🤖 AI Summary
This work addresses the limitations of binary locality-sensitive hashing (LSH) in approximate nearest neighbor (ANN) search, where recall and efficiency are often suboptimal. To overcome this, the authors propose a dynamic query modification mechanism that adaptively transforms the original query into a new center point at query time, significantly increasing both the probability and stability of hash collisions with true neighbors. Building upon this mechanism, they design MQ-Forest, an ANN retrieval framework that integrates random projection techniques for enhanced efficiency. Extensive experiments demonstrate that MQ-Forest reduces indexing and query time by up to 40% compared to baseline methods across multiple large-scale, high-dimensional datasets. Notably, this is the first approach to incorporate dynamic query transformation into binary LSH, effectively balancing accuracy and computational efficiency.
📝 Abstract
Our context of interest is how binary locality sensitive hash (LSH) functions can be used to solve the approximate near neighbour (ANN) problem, which seeks to find the k closest elements of some dataset X to some further point q presented as a query.
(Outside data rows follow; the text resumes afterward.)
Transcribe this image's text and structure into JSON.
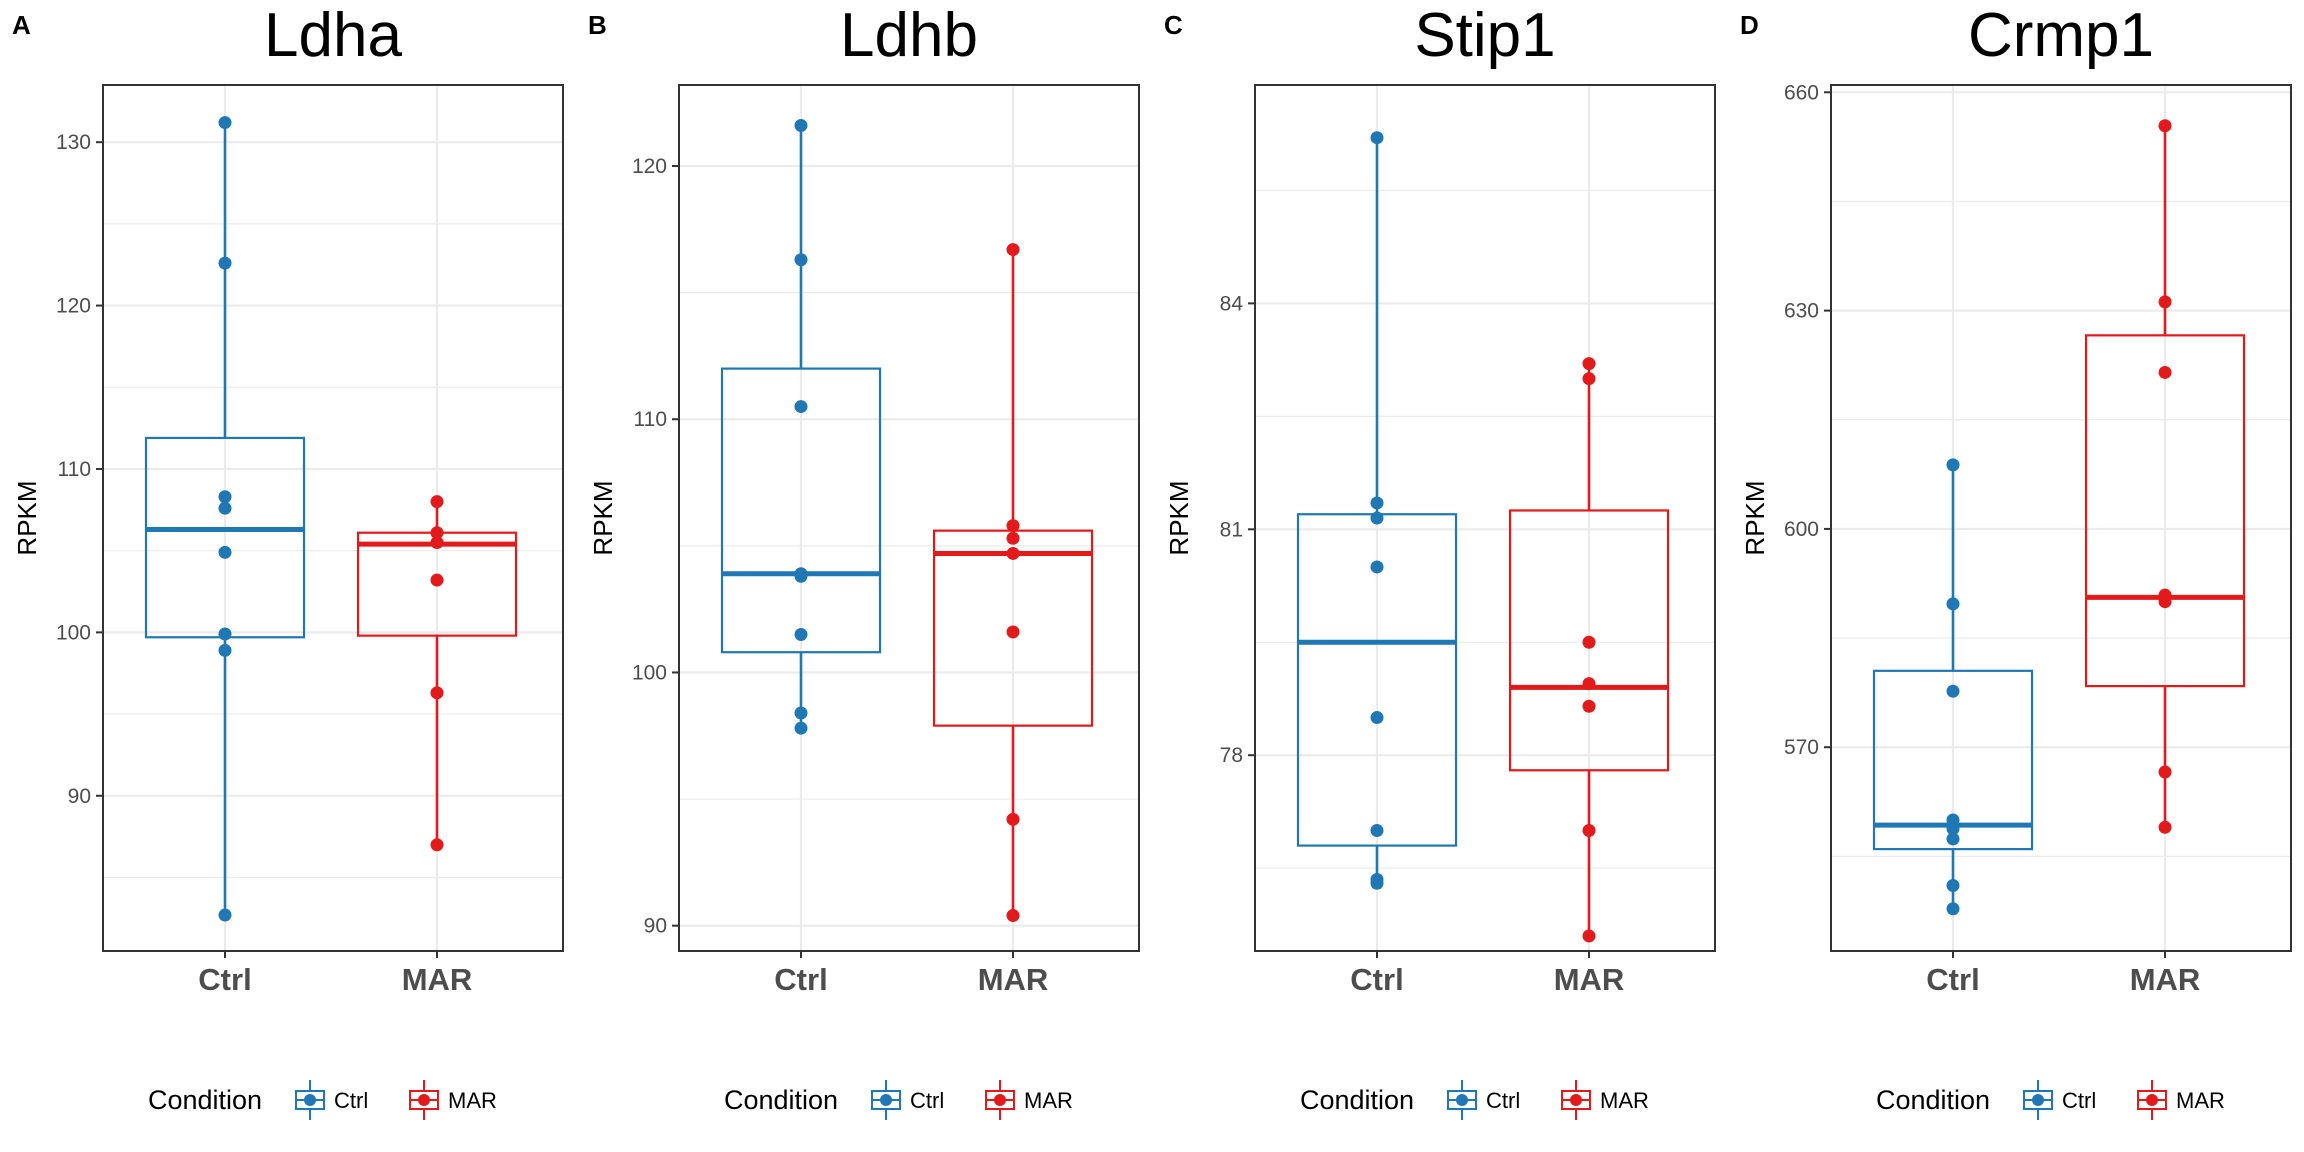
{
  "colors": {
    "ctrl": "#1F77B4",
    "mar": "#E31A1C",
    "axis_text": "#4D4D4D",
    "grid": "#EBEBEB",
    "panel_border": "#333333"
  },
  "legend": {
    "title": "Condition",
    "entries": [
      "Ctrl",
      "MAR"
    ]
  },
  "chart_data": [
    {
      "panel": "A",
      "type": "boxplot",
      "title": "Ldha",
      "ylabel": "RPKM",
      "xlabel": "",
      "categories": [
        "Ctrl",
        "MAR"
      ],
      "ylim": [
        80.5,
        133.5
      ],
      "yticks": [
        90,
        100,
        110,
        120,
        130
      ],
      "grid": true,
      "legend_position": "bottom",
      "series": [
        {
          "name": "Ctrl",
          "q1": 99.7,
          "median": 106.3,
          "q3": 111.9,
          "whisker_low": 82.7,
          "whisker_high": 131.2,
          "points": [
            131.2,
            122.6,
            108.3,
            107.6,
            104.9,
            99.9,
            98.9,
            82.7
          ]
        },
        {
          "name": "MAR",
          "q1": 99.8,
          "median": 105.4,
          "q3": 106.1,
          "whisker_low": 87.0,
          "whisker_high": 108.0,
          "points": [
            108.0,
            106.1,
            105.5,
            103.2,
            96.3,
            87.0
          ]
        }
      ]
    },
    {
      "panel": "B",
      "type": "boxplot",
      "title": "Ldhb",
      "ylabel": "RPKM",
      "xlabel": "",
      "categories": [
        "Ctrl",
        "MAR"
      ],
      "ylim": [
        89.0,
        123.2
      ],
      "yticks": [
        90,
        100,
        110,
        120
      ],
      "grid": true,
      "legend_position": "bottom",
      "series": [
        {
          "name": "Ctrl",
          "q1": 100.8,
          "median": 103.9,
          "q3": 112.0,
          "whisker_low": 97.8,
          "whisker_high": 121.6,
          "points": [
            121.6,
            116.3,
            110.5,
            103.9,
            103.8,
            101.5,
            98.4,
            97.8
          ]
        },
        {
          "name": "MAR",
          "q1": 97.9,
          "median": 104.7,
          "q3": 105.6,
          "whisker_low": 90.4,
          "whisker_high": 116.7,
          "points": [
            116.7,
            105.8,
            105.3,
            104.7,
            101.6,
            94.2,
            90.4
          ]
        }
      ]
    },
    {
      "panel": "C",
      "type": "boxplot",
      "title": "Stip1",
      "ylabel": "RPKM",
      "xlabel": "",
      "categories": [
        "Ctrl",
        "MAR"
      ],
      "ylim": [
        75.4,
        86.9
      ],
      "yticks": [
        78,
        81,
        84
      ],
      "grid": true,
      "legend_position": "bottom",
      "series": [
        {
          "name": "Ctrl",
          "q1": 76.8,
          "median": 79.5,
          "q3": 81.2,
          "whisker_low": 76.3,
          "whisker_high": 86.2,
          "points": [
            86.2,
            81.35,
            81.15,
            80.5,
            78.5,
            77.0,
            76.35,
            76.3
          ]
        },
        {
          "name": "MAR",
          "q1": 77.8,
          "median": 78.9,
          "q3": 81.25,
          "whisker_low": 75.6,
          "whisker_high": 83.2,
          "points": [
            83.2,
            83.0,
            79.5,
            78.95,
            78.65,
            77.0,
            75.6
          ]
        }
      ]
    },
    {
      "panel": "D",
      "type": "boxplot",
      "title": "Crmp1",
      "ylabel": "RPKM",
      "xlabel": "",
      "categories": [
        "Ctrl",
        "MAR"
      ],
      "ylim": [
        542.0,
        661.0
      ],
      "yticks": [
        570,
        600,
        630,
        660
      ],
      "grid": true,
      "legend_position": "bottom",
      "series": [
        {
          "name": "Ctrl",
          "q1": 556.0,
          "median": 559.3,
          "q3": 580.5,
          "whisker_low": 547.8,
          "whisker_high": 608.8,
          "points": [
            608.8,
            589.7,
            577.7,
            560.0,
            558.8,
            557.4,
            551.0,
            547.8
          ]
        },
        {
          "name": "MAR",
          "q1": 578.4,
          "median": 590.6,
          "q3": 626.6,
          "whisker_low": 559.0,
          "whisker_high": 655.4,
          "points": [
            655.4,
            631.2,
            621.5,
            590.9,
            590.0,
            566.6,
            559.0
          ]
        }
      ]
    }
  ]
}
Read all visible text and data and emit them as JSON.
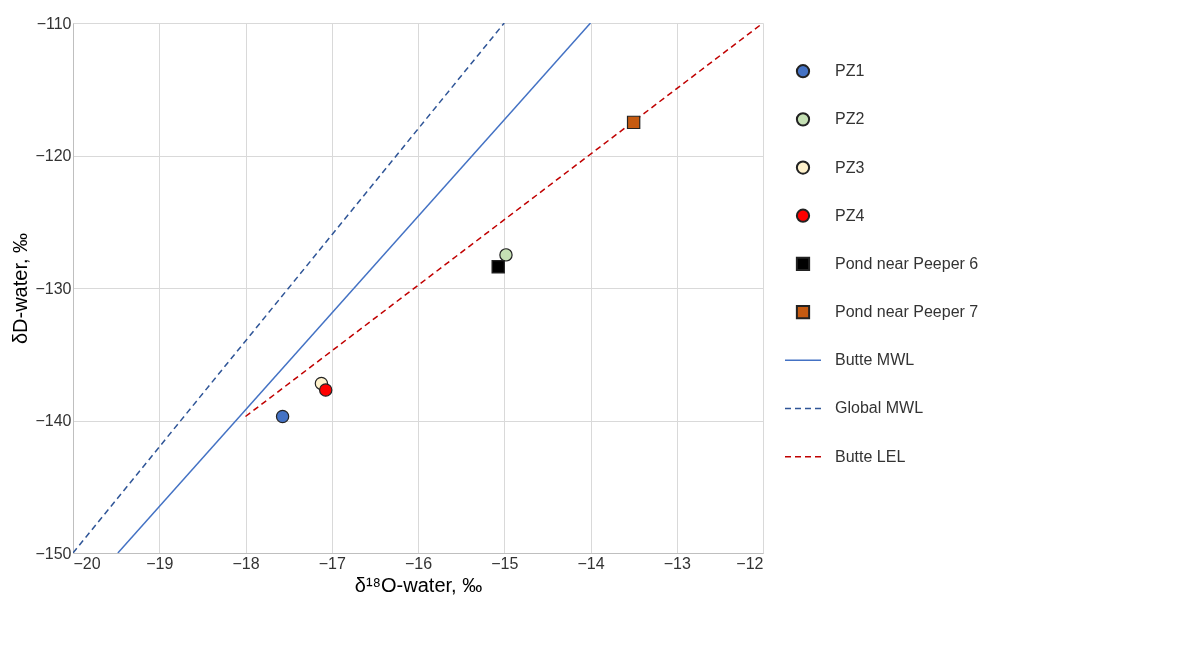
{
  "chart_data": {
    "type": "scatter",
    "xlabel": "δ¹⁸O-water, ‰",
    "ylabel": "δD-water, ‰",
    "xlim": [
      -20,
      -12
    ],
    "xticks": [
      -20,
      -19,
      -18,
      -17,
      -16,
      -15,
      -14,
      -13,
      -12
    ],
    "ylim": [
      -150,
      -110
    ],
    "yticks": [
      -150,
      -140,
      -130,
      -120,
      -110
    ],
    "grid": true,
    "legend": "right",
    "series": [
      {
        "name": "PZ1",
        "marker": "circle",
        "color": "#4472c4",
        "x": [
          -17.57
        ],
        "values": [
          -139.7
        ]
      },
      {
        "name": "PZ2",
        "marker": "circle",
        "color": "#c5e0b4",
        "x": [
          -14.98
        ],
        "values": [
          -127.5
        ]
      },
      {
        "name": "PZ3",
        "marker": "circle",
        "color": "#fff2cc",
        "x": [
          -17.12
        ],
        "values": [
          -137.2
        ]
      },
      {
        "name": "PZ4",
        "marker": "circle",
        "color": "#ff0000",
        "x": [
          -17.07
        ],
        "values": [
          -137.7
        ]
      },
      {
        "name": "Pond near Peeper 6",
        "marker": "square",
        "color": "#000000",
        "x": [
          -15.07
        ],
        "values": [
          -128.4
        ]
      },
      {
        "name": "Pond near Peeper 7",
        "marker": "square",
        "color": "#c55a11",
        "x": [
          -13.5
        ],
        "values": [
          -117.5
        ]
      },
      {
        "name": "Butte MWL",
        "type": "line",
        "line_style": "solid",
        "color": "#4472c4",
        "x": [
          -19.48,
          -14.0
        ],
        "values": [
          -150,
          -110
        ]
      },
      {
        "name": "Global MWL",
        "type": "line",
        "line_style": "dashed",
        "color": "#2f5597",
        "x": [
          -20,
          -15
        ],
        "values": [
          -150,
          -110
        ]
      },
      {
        "name": "Butte LEL",
        "type": "line",
        "line_style": "dashed",
        "color": "#c00000",
        "x": [
          -18.0,
          -12.0
        ],
        "values": [
          -139.7,
          -110
        ]
      }
    ]
  }
}
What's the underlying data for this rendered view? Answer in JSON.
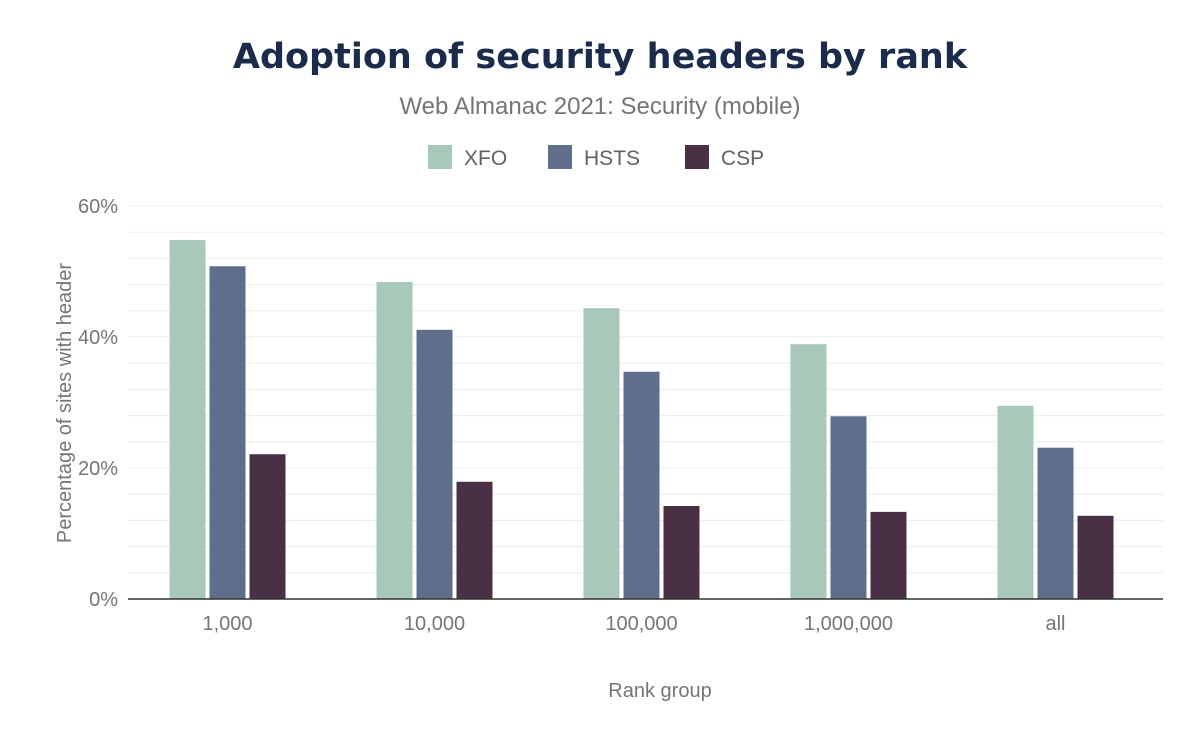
{
  "chart_data": {
    "type": "bar",
    "title": "Adoption of security headers by rank",
    "subtitle": "Web Almanac 2021: Security (mobile)",
    "xlabel": "Rank group",
    "ylabel": "Percentage of sites with header",
    "categories": [
      "1,000",
      "10,000",
      "100,000",
      "1,000,000",
      "all"
    ],
    "series": [
      {
        "name": "XFO",
        "color": "#a8c8b9",
        "values": [
          54.8,
          48.4,
          44.4,
          38.9,
          29.5
        ]
      },
      {
        "name": "HSTS",
        "color": "#5f6f8b",
        "values": [
          50.8,
          41.1,
          34.7,
          27.9,
          23.1
        ]
      },
      {
        "name": "CSP",
        "color": "#4a3044",
        "values": [
          22.1,
          17.9,
          14.2,
          13.3,
          12.7
        ]
      }
    ],
    "ylim": [
      0,
      60
    ],
    "yticks": [
      0,
      20,
      40,
      60
    ],
    "ytick_labels": [
      "0%",
      "20%",
      "40%",
      "60%"
    ],
    "grid": true,
    "legend_position": "top"
  }
}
Binary locality sensitive function families H are sets of functions each which accept a point and return a binary value. A function is locality sensitive if and only if the output of the function is more likely to be equal (a 'hash collision') if two close vectors are used as input than if two far vectors are used. A data structure can be built by generating binary hash codes for each member of X, which are generated by drawing and applying one or more functions from H. When q is presented as a query, the same set of functions is applied to it and those elements of X with equal binary hash codes are retrieved. In this paper we introduce dynamic query modification. This process changes q at query time to form a new value c, which by theoretical and experimental analysis we prove has two significant advantages. Firstly, the hash output of c collides with near neighbours with a greater probability than q. Secondly, we show there is little chance of c failing to collide with any near neighbours; a property which we demonstrate is not true for q. To demonstrate the efficacy of the technique, we define a novel structure MQ-Forest, a modified version of RP-Forest. Both are binary LSH-based ANN mechanisms, but MQ-Forest dynamically estimates a value for c during the query process. We show that MQ-Forest reduces both build and query times by up to 40% when measured over several large, high-dimensional benchmark datasets.